LSU Digital Scholarship Lab Hosts Talk and Workshop on Social Justice and Social Justice and Digital Humanities October 24 and 25




LSU’s Digital Scholarship Lab invites you to attend the upcoming digital humanities events by guest speaker Angel Nieves, who will offer a talk and a workshop about his work on race, social justice, and digital humanities.
Talk 

Intersectional Cartographies: Social Justice,
Digital Humanities Practices, and 3D Visual Heritage in Soweto, Johannesburg” 

When: Monday, 10/24, 11am-12:15pm
Where: Hill Memorial Library 
Nieves’s talk will address the question: Can digital reconstructions of difficult histories be used to harness the tools of restorative social justice in a preservation-based practice that combines both tangible and intangible heritage? Technologies now at our disposal allow us to layer victim testimony in hypertexts using multiple tools for mapping, text mining, and 3D visualizations. Digital humanities may also help analyze documentation so as to reconstruct and recover an alternative historical narrative in the face of conventional wisdom or officializing histories. The layering of the many narratives also helps lay bare the messiness of archive making, the methodologies of digital ethnography, and, the endangered nature of those archives across South Africa – in particular, those related to the Soweto Uprisings of June 1976.   

 Digital Pedagogy Workshop 

“Race, Social Justice, and DH: Applied Theories and Methods” 

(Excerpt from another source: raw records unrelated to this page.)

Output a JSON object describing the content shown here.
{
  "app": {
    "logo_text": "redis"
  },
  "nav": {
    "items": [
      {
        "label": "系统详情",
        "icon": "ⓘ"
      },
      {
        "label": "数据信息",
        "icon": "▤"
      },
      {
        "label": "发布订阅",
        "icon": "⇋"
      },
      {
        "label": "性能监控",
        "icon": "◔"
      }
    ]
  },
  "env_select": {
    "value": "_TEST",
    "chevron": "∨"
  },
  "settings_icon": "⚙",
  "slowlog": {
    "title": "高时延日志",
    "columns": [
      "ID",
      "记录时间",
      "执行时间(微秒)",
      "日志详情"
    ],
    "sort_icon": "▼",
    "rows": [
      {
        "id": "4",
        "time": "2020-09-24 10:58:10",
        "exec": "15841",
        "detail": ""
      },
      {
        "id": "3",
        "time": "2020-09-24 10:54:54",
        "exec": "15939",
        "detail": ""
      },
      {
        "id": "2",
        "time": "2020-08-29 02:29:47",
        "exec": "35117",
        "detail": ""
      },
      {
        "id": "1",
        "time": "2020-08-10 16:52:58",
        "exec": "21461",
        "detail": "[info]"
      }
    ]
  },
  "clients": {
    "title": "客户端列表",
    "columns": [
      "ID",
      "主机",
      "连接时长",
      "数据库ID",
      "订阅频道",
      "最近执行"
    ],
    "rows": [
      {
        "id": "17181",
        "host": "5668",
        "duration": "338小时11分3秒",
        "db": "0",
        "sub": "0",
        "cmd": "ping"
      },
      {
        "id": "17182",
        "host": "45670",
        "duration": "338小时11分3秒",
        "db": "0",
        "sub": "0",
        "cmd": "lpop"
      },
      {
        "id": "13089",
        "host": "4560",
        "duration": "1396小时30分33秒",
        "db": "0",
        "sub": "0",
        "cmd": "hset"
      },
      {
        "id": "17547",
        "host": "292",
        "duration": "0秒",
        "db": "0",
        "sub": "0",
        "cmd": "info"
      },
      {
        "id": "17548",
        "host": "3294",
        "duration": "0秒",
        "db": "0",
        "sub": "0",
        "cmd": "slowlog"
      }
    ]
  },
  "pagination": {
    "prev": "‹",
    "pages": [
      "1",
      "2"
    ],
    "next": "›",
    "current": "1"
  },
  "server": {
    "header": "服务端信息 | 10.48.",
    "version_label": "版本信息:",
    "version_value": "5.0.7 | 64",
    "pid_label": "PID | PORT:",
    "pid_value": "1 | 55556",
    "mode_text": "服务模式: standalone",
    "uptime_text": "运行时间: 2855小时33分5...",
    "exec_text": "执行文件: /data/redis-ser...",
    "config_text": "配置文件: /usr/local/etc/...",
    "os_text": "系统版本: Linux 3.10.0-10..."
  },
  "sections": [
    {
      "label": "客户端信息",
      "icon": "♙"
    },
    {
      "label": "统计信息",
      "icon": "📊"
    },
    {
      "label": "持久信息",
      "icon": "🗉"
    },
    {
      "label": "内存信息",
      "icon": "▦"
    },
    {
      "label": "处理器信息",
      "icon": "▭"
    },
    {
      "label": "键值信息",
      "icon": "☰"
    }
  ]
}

When: Tuesday, 10/25, 10am-12pm
Where: Middleton Library, Room 295 (Dean’s Conference Room) 
Nieves’s workshop will show how – through an interdisciplinary, intersectional, and CRT (Critical Race Theory) framework – both race and social justice can be central to digital humanities teaching, pedagogy, and practice. The workshop will pay special attention to queer theory, critical ethnic studies, postcolonial theory, WOC/Black feminism, Indigenous studies, and disability studies as they currently help to reshape digital humanities teaching and methods across our university/college classrooms. 
Angel David Nieves is an Associate Professor at Hamilton College, Clinton, N.Y. and is Director of the American Studies and Cinema & Media Studies Programs there. He is also Co-Director of Hamilton’s Digital Humanities Initiative (DHi) which is recognized as a DH leader among small-liberal arts colleges in the Northeast. He is also a Research Associate Professor in the Department of History at the University of the Witwatersrand, Johannesburg, South Africa.